APEN is celebrating our 20 years of “Generating Power” at the Oakland Museum on October 5th. As a lead up to our event, this May, Asian-Pacific Island (API) Heritage month, we will highlight the vast wealth of API Heritage in APEN’s own history. We will feature a different former APEN staff, board or member each week.
Current Position: Executive Director at CorpWatch
Years you were involved with APEN & role: I volunteered for APEN in Richmond in the summer of 2000 and as a board member from 2001-2005.
What is your proudest APEN memory? I have a couple:
- When the Laotian Organizing Project won a victory from Chevron in Richmond to make multilingual calls to the community in the case of an “accident.”
- When Power in Asian Organizing helped organize and win the Just Cause Ordinance to protect renters and fight for affordable housing.
Our theme for the 20th anniversary is “generating power.” What do you believe are the most important ways of “generating power?” Information, they say, is power. As a journalist, I firmly believe that we have to educate people about the real cost of injustice. The second is to link like-minded people and communities together. The more people work together, the more likely we are to win change.
How has 20 years of APEN impacted the API Movement? I think APEN has helped bring many disparate Asian communities together and helped inform the rest of the Bay area – especially our sister activists – about the issues in our communities – from pollution to community gardening to basic housing rights. But most important of all, APEN has helped Asian American activists to create alliances with other groups from African Americans in Richmond to the broader climeate change movement.
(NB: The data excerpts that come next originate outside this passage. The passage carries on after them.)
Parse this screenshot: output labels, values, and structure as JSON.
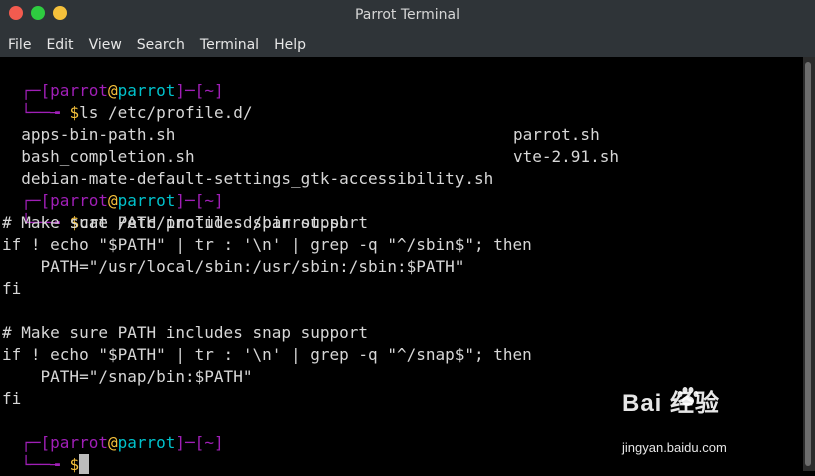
{
  "window": {
    "title": "Parrot Terminal"
  },
  "menubar": {
    "items": [
      "File",
      "Edit",
      "View",
      "Search",
      "Terminal",
      "Help"
    ]
  },
  "terminal": {
    "prompt": {
      "open": "┌─[",
      "user": "parrot",
      "at": "@",
      "host": "parrot",
      "sep": "]─[",
      "dir": "~",
      "close": "]",
      "corner": "└──╼ ",
      "dollar": "$"
    },
    "commands": [
      "ls /etc/profile.d/",
      "cat /etc/profile.d/parrot.sh"
    ],
    "ls_output": {
      "left": [
        "apps-bin-path.sh",
        "bash_completion.sh",
        "debian-mate-default-settings_gtk-accessibility.sh"
      ],
      "right": [
        "parrot.sh",
        "vte-2.91.sh"
      ]
    },
    "cat_output": [
      "# Make sure PATH includes sbin support",
      "if ! echo \"$PATH\" | tr : '\\n' | grep -q \"^/sbin$\"; then",
      "    PATH=\"/usr/local/sbin:/usr/sbin:/sbin:$PATH\"",
      "fi",
      "",
      "# Make sure PATH includes snap support",
      "if ! echo \"$PATH\" | tr : '\\n' | grep -q \"^/snap$\"; then",
      "    PATH=\"/snap/bin:$PATH\"",
      "fi"
    ]
  },
  "watermark": {
    "logo": "Bai 经验",
    "url": "jingyan.baidu.com"
  }
}
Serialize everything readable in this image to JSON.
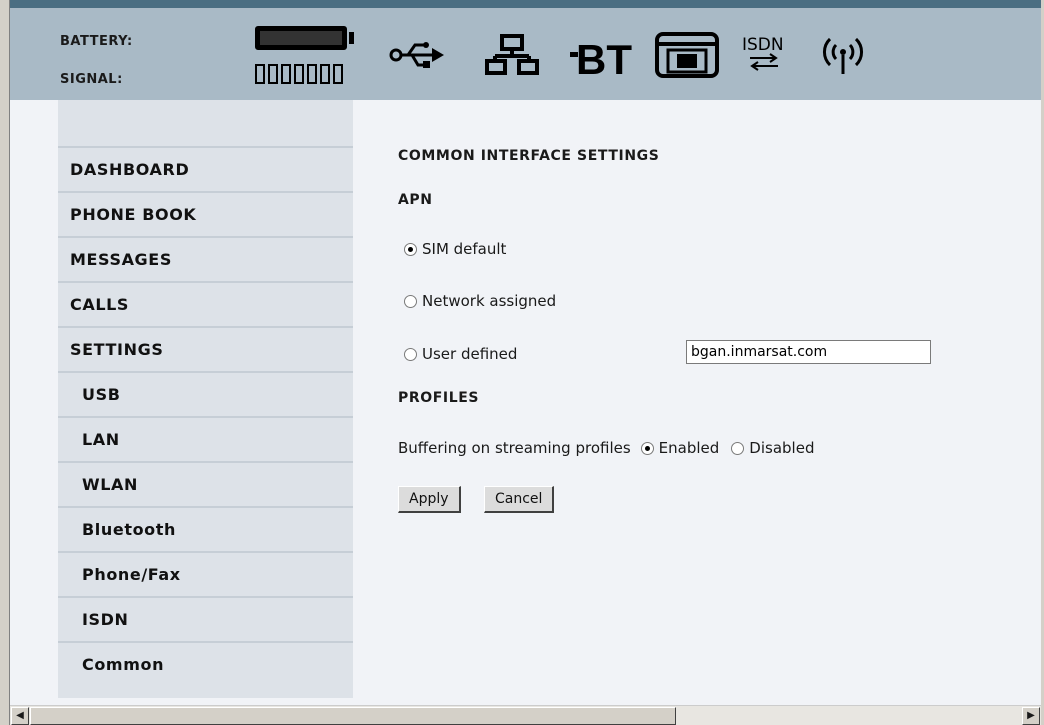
{
  "header": {
    "battery_label": "BATTERY:",
    "signal_label": "SIGNAL:",
    "status_icons": [
      "usb-icon",
      "lan-icon",
      "bluetooth-icon",
      "phone-fax-icon",
      "isdn-icon",
      "wlan-icon"
    ],
    "bt_text": "BT",
    "isdn_text": "ISDN",
    "signal_bars": 7
  },
  "sidebar": {
    "items": [
      {
        "label": "DASHBOARD",
        "sub": false
      },
      {
        "label": "PHONE BOOK",
        "sub": false
      },
      {
        "label": "MESSAGES",
        "sub": false
      },
      {
        "label": "CALLS",
        "sub": false
      },
      {
        "label": "SETTINGS",
        "sub": false
      },
      {
        "label": "USB",
        "sub": true
      },
      {
        "label": "LAN",
        "sub": true
      },
      {
        "label": "WLAN",
        "sub": true
      },
      {
        "label": "Bluetooth",
        "sub": true
      },
      {
        "label": "Phone/Fax",
        "sub": true
      },
      {
        "label": "ISDN",
        "sub": true
      },
      {
        "label": "Common",
        "sub": true
      }
    ]
  },
  "main": {
    "title": "COMMON INTERFACE SETTINGS",
    "apn": {
      "heading": "APN",
      "options": [
        "SIM default",
        "Network assigned",
        "User defined"
      ],
      "selected": "SIM default",
      "user_defined_value": "bgan.inmarsat.com"
    },
    "profiles": {
      "heading": "PROFILES",
      "buffering_label": "Buffering on streaming profiles",
      "enabled_label": "Enabled",
      "disabled_label": "Disabled",
      "selected": "Enabled"
    },
    "apply_label": "Apply",
    "cancel_label": "Cancel"
  },
  "colors": {
    "header_bg": "#a9bac6",
    "top_bar": "#4a6e82",
    "sidebar_bg": "#dde2e8",
    "content_bg": "#f1f3f7"
  }
}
What would your advice to a younger API activist be? Volunteer for something you believe in and learn from other communities – whether it is the Native American community on whose land we now live – from the broader movements from environment to human rights. Respect our elders and traditions and remember to have fun!
Why should people support APEN’s work? We should always support movement building in our own communities. Not just because we are worried about our own rights but because we should be supporting everyone else to enjoy equal rights.